Sandy Xia's former home resembles a bombsite: The ceiling has caved in, plaster litters the rooms where she once played with her 17-month-old son.
The flood washed away toys, furniture, clothes, passports and birth certificates.
However, miraculously, it left behind something the mother could not replace.
"These photos of me with my grandma," Ms Xia tells the ABC.
As Galah Street in Rocklea, in Brisbane's south, flooded late at night in February, Ms Xia carried her son, Nulan, through waist-deep water to escape.
The single-storey home was under water for a week and the family would spend the next month and a half living out of hotels.
Eventually, she and her partner found a rental but the family had to share that home with five strangers.
The day after moving in, the accountant returned to work.
In May, registrations opened for the Resilient Homes Fund, jointly paid for by the state and federal government.
Home owners with flood-damaged properties could apply for grants to raise, repair and retrofit their houses, or have the government buy it back.
Ms Xia chose the buy back option.
"[It was] the only option for me," she says. "These places I think are unrepairable now."
First home approved for flood buyback
On Friday, Ms Xia received a contract and became the first of 23 flood-affected property owners to accept a buyback offer.
She believes it was a fair offer, determined by a valuer's estimation of the home's value before the flood.
"I did some research afterwards as well, to look at the market price before [the] flood. I think that it is a very fair price in my area before the flood," Ms Xia says.
So far, 40 offers have been presented to Ipswich and Brisbane residents, with more than 200 properties identified for buyback, according to joint statement from the federal and state government.
About $350 million is set aside for the purchase of flood-prone homes.
"We expect this to secure the purchase of around 500 homes," federal Emergency Management Minister Murray Watt says.
As of Friday, 529 people had registered for the voluntary buyback scheme.
Once Ms Xia's contract goes through, her house will be boarded up and eventually demolished. The block will be turned into council parkland.
But not everyone on Galah Street wants to move.
Keith Williams is a World War II veteran, as well as a veteran of Brisbane floods.
He has lived in his low-lying home for more than 60 years, enduring the infamous floods of 1974 and 2011, as well as this year's.
"[February's flood] was the worst for us because, as we've got old, it hurts us more," the 99-year-old says.
Mr Williams says he and his wife are not interested in the government's buyback scheme.
"I wouldn't care if they give me a million mate. This is mine," he says.
"This is our home."
Speaking to the ABC from his freshly painted and carpeted living room, Mr Williams says insurance covered the repairs.

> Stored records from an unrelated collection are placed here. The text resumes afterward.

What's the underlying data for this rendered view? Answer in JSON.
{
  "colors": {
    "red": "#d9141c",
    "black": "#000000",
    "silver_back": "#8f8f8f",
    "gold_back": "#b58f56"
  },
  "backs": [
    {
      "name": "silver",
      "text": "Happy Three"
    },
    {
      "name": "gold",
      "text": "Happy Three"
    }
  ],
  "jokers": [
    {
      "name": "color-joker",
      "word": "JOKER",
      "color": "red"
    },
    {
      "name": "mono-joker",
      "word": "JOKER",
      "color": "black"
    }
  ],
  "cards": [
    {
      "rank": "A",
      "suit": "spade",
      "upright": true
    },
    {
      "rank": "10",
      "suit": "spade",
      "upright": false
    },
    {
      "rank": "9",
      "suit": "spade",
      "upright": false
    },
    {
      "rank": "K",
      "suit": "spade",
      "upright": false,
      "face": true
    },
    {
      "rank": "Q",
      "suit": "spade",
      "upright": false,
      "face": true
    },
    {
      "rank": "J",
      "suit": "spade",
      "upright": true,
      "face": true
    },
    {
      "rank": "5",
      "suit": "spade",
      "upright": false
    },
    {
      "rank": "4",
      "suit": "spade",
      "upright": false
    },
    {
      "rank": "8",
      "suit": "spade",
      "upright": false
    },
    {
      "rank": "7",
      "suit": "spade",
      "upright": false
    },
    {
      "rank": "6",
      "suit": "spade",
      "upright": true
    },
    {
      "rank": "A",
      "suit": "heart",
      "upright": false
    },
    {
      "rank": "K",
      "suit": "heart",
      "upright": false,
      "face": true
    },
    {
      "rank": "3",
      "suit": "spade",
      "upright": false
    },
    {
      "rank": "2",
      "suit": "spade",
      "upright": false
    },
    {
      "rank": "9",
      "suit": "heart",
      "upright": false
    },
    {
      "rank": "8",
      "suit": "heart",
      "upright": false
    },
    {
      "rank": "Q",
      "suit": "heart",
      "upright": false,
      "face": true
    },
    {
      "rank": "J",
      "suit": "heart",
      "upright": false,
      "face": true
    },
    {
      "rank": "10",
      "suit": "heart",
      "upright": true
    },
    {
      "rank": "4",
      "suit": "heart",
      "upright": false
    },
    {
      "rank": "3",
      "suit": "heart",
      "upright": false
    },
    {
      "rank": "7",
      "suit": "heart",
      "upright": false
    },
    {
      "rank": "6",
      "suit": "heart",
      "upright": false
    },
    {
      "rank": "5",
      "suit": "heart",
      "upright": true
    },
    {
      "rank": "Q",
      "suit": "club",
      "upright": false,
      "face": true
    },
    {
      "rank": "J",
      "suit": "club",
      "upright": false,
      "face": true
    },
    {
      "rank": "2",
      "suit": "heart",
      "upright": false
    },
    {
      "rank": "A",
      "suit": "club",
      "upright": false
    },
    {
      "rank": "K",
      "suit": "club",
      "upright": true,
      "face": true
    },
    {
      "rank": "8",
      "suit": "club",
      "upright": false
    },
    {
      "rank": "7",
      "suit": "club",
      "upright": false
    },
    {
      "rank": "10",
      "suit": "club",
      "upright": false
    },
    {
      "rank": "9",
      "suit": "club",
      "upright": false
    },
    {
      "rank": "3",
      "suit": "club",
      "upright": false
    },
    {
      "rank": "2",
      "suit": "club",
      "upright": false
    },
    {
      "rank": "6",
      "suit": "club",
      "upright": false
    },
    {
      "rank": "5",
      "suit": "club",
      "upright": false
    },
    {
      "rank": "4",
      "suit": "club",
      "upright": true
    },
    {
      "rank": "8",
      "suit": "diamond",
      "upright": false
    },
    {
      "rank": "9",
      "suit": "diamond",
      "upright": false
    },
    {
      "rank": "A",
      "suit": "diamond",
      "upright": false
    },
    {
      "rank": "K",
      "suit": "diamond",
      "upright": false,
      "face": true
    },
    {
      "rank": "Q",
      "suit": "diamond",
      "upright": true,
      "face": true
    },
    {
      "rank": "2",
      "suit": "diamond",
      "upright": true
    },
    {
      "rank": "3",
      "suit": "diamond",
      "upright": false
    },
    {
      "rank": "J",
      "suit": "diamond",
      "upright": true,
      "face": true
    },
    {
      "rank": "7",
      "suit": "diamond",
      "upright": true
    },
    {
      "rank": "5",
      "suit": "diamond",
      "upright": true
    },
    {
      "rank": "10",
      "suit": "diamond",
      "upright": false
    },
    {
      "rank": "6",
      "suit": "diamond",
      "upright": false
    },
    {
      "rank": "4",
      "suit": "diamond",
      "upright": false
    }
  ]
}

The water that came into his home was only centimetres below the ceiling.
"Luckily, it took the costs down. They didn't have to take the ceiling out," he says.
Mr Williams says moving or raising the house would be too difficult at his age. He would rather stay — even though he knows another flood is inevitable.
Moorooka Ward Councillor Steve Griffiths says the homes in the area should never have been approved.
"With Sandy and her home, there has been water through the floorboards every two years," he says.
"It was approved a long time ago."
The Brisbane City Council has been helping implement the buyback scheme after it scrapped its own.
"We can't fix flooding here in this part of Rocklea," Cr Griffiths said.
"Longer term, flooding's going to continue. It looks like it's going to get worse, so let's get a solution, and let's get these houses that are particularly bad off the market."